Understand motor behavior

Hi, I really want to understand the motor behavior. After reading many posts, I decided to experiment with it.

I use a run of the mill motor taken out of an old RC car, I have no idea what the spec is, the only thing I know is that it has a 40ohm resistance.

On my bench power supply I set the voltage to 6V and I gave the current 3A.

Now when I power up the motor, initially the ammeter indicates that it draws 0.5A, after 5 minutes or so, the ammeter starts to drop and it fluctuates quite a bit. Then after 20 minutes or so the current continues to drop then it goes down to 0.17A and becomes very steady.

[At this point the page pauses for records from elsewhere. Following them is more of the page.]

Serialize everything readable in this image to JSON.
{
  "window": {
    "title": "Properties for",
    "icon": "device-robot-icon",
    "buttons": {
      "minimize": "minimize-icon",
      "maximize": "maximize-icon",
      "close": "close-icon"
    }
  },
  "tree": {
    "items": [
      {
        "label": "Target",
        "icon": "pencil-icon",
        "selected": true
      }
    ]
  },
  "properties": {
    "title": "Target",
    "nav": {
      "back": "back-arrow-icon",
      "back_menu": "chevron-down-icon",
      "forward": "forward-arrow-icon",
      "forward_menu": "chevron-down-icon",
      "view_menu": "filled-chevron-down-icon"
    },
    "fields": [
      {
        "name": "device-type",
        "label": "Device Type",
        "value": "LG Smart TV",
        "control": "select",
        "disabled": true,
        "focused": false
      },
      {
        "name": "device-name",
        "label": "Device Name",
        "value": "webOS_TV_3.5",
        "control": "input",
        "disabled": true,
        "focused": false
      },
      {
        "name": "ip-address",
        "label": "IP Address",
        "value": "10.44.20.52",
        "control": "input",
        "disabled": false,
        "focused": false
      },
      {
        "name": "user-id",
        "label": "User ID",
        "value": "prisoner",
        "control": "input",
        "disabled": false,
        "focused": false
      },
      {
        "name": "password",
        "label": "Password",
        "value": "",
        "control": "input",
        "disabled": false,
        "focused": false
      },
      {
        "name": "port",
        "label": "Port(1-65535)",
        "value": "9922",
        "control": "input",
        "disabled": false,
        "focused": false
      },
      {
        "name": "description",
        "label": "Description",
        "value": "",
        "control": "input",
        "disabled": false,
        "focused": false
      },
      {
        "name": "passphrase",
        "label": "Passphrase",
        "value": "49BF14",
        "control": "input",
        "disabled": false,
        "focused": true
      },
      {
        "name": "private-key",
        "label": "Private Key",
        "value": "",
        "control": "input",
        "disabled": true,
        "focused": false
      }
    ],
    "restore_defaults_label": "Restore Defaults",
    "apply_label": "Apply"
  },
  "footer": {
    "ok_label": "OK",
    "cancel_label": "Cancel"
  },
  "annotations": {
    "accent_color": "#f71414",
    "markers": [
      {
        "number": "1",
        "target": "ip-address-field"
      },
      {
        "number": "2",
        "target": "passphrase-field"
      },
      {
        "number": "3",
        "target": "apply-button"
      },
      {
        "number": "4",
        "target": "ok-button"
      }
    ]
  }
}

The motor is under zero load condition all this time.

My question is is about the current drop. Is it because because the back EFI causes the fluctuated current until it gets stabilized?

Thanks.

It can't have a 40 ohm resistance if 0.5A flows at 6V. When you measure the resistance of a
brushed DC motor you sometimes have to turn it a bit and find the position with the lowest
resistance through the brushes.

It sounds like the motor was old, dry bearings, dusty. As it and its bearings warmed up the
mechanical friction changed and decreased. You may find a drop of oil on each bearing
improves things even more.

The winding resistance will also increase as the copper heats up, which will be part of the effect
too.

Brushed motors have significant friction from the brushes, usually dominating unless the bearings
are dry.

You are wrong about back EMF, such effects are instant (from a human perspective).

Mark's explanation is right on. Basically, all you are going to understand using an old motor is the behavior of old motors. I don't think that will be very useful. If you truly want to understand motor behavior, buy a new motor.